According to the Google security blog, the search giant already knows about hundreds of thousands of "bad" Web sites but is hoping that its users will add to the list by completing an online form to report malicious sites that are not already flagged.
The fight is important to Google because sites containing malicious software endanger the search giant's reputation by exploiting and infecting its users. This was described recently in a blog by security company Sunbelt.
Last year, Google started flagging sites listed in its search results that contain malicious software. When a bad site is selected, instead of being sent to the site, the user is shown a message saying, "Warning--the site you are about to visit may harm your computer!" Users then have the option to continue or return to the search page.
Google "independently checks the Web for badware and badware-linking code...using its own test procedures," according to StopBadware.org, which is working together with Google in its fight against malicious Web sites.
This is nothing new for security company McAfee, which already trawls the Web for sites hosting malicious software and has members of the public reporting bad sites to McAfee SiteAdvisor.
Google's flagging of bad sites is not nearly as comprehensive as SiteAdvisor, according to a McAfee representative.
SiteAdvisor sits in the browser and ranks all sites as red, yellow, or green.

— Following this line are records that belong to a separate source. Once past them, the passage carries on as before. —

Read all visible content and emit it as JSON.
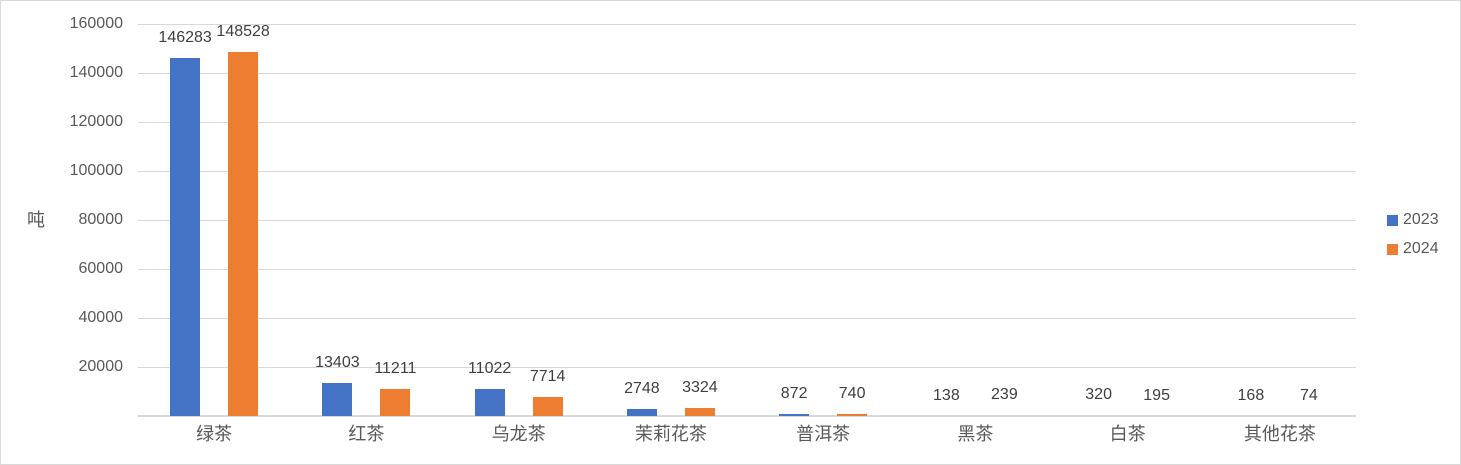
{
  "chart_data": {
    "type": "bar",
    "title": "",
    "ylabel": "吨",
    "categories": [
      "绿茶",
      "红茶",
      "乌龙茶",
      "茉莉花茶",
      "普洱茶",
      "黑茶",
      "白茶",
      "其他花茶"
    ],
    "series": [
      {
        "name": "2023",
        "color": "#4472C4",
        "values": [
          146283,
          13403,
          11022,
          2748,
          872,
          138,
          320,
          168
        ]
      },
      {
        "name": "2024",
        "color": "#ED7D31",
        "values": [
          148528,
          11211,
          7714,
          3324,
          740,
          239,
          195,
          74
        ]
      }
    ],
    "ylim": [
      0,
      160000
    ],
    "yticks": [
      160000,
      140000,
      120000,
      100000,
      80000,
      60000,
      40000,
      20000
    ],
    "grid": true,
    "legend_position": "right",
    "data_labels": "outside-end"
  },
  "colors": {
    "bar_2023": "#4472C4",
    "bar_2024": "#ED7D31",
    "gridline": "#D9D9D9",
    "axis_line": "#D9D9D9",
    "tick_text": "#595959",
    "category_text": "#595959",
    "data_label_text": "#404040",
    "border": "#D9D9D9",
    "background": "#FFFFFF"
  }
}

These are ranked via information on whether the site hosts malicious software; whether it is a spamming site, where entering your e-mail address could result in thousands of spam e-mails; whether the site is linked to sites hosting malicious software; or whether it is a scamming site, where some form of money scam is conducted.
In addition, if a user enters the URL of a rated Web site at SiteAdvisor, detailed information on the tests run and reasons for ranking the site are displayed. This helps a user decide whether he or she can still make use of the site while avoiding its bad elements.
According to McAfee, SiteAdvisor downloads are "running into the tens of millions."
Suzanne Tindal of ZDNet Australia reported from Sydney.